Out of my body, how I hope that the process of being lost in the

familiar could liberate me, and that in my ingestion and in its

pursuant liberation, I would be free of memory.


Those Nights 24.01.06


It is those nights

when what feels

like need

burns from the

bottom-most bones of

my feet through and up

my deep set spine


it is those dark nights,

those nights when the wind

clamours against my windows

and doors, sounding like

your voice calling from

the depths of need

a need that only I could

quieten,


that it is the most difficult


Those nights, replaced by

breeze-easy days

silent and well-lit


and I am made dumb

by this censure of days

on those my nights


Untaught 04.02.06


Love is not learnt

it is not thought

or contemplated

or written


it is obliviousness

of the world around me

faded pastels and unkempt

greys searching for the

injection of what a moment's

experience of this could provide


it is the anger and the bursting

consumption of my fleshy body

the browns and whites thrown

about blown apart from an

inadequate sense of attachment

to the part of me that is here


and it is immature and old the

fossilised body of a hominid child

cowering and clinging yet held

forever in stasis forever in perfection

forever in that moment, that instant and

held held held constant because it cannot be


you did not learn me and neither did

I ever think of learning you but

the moments of love were perfect

and engrossing in recollection and

worthy of every tear that I have shed and

now that love is not there, I will learn you.


It was not learnt

it has been thought,

contemplated and

so tragically written.


Forgiving separation 04.02.06


I am not good at letting go, at least not

in the moment in which it has to be done

and I detach and rationalise in hindsight

in the measured and practised defences of

one at comfort with disconnection


But that is far from accurate, in any sense

far too intellectually driven and unemotional

(although you could claim I am so disposed)
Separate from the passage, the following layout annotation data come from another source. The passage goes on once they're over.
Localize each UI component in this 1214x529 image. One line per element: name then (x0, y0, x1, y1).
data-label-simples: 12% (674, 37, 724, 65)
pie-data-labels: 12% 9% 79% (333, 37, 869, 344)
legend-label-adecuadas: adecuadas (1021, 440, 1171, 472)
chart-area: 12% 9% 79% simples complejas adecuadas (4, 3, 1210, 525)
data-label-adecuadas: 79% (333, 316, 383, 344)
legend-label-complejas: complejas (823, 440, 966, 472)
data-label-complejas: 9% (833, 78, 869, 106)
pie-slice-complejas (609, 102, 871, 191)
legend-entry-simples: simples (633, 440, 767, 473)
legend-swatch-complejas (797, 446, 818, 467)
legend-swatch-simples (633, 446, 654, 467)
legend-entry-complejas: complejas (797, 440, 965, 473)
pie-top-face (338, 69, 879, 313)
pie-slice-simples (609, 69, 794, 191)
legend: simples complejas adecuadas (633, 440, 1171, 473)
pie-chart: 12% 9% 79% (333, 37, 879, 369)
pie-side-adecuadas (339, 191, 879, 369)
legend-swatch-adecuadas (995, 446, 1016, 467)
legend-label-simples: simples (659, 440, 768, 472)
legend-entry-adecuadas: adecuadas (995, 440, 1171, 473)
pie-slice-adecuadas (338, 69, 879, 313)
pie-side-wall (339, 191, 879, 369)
but all of the grammar, all of the correct

spelling and the efficiently placed words


are such clichéd approximations of separation

such an imitation of politesse for one in

suffering, one unable to wear hearts on sleeves

or collars for fear of their consumption and

their bloodied remains strewn across starched shirts.


It is thus with you, and I forgive myself daily for

those subjects undiscussed, the compliments ungiven

and the wonders I beheld at every moment watching

you walk through scratch-grass veld but which remained

interminably unshared. I forgive myself.


But I will not damn myself by asking for yours.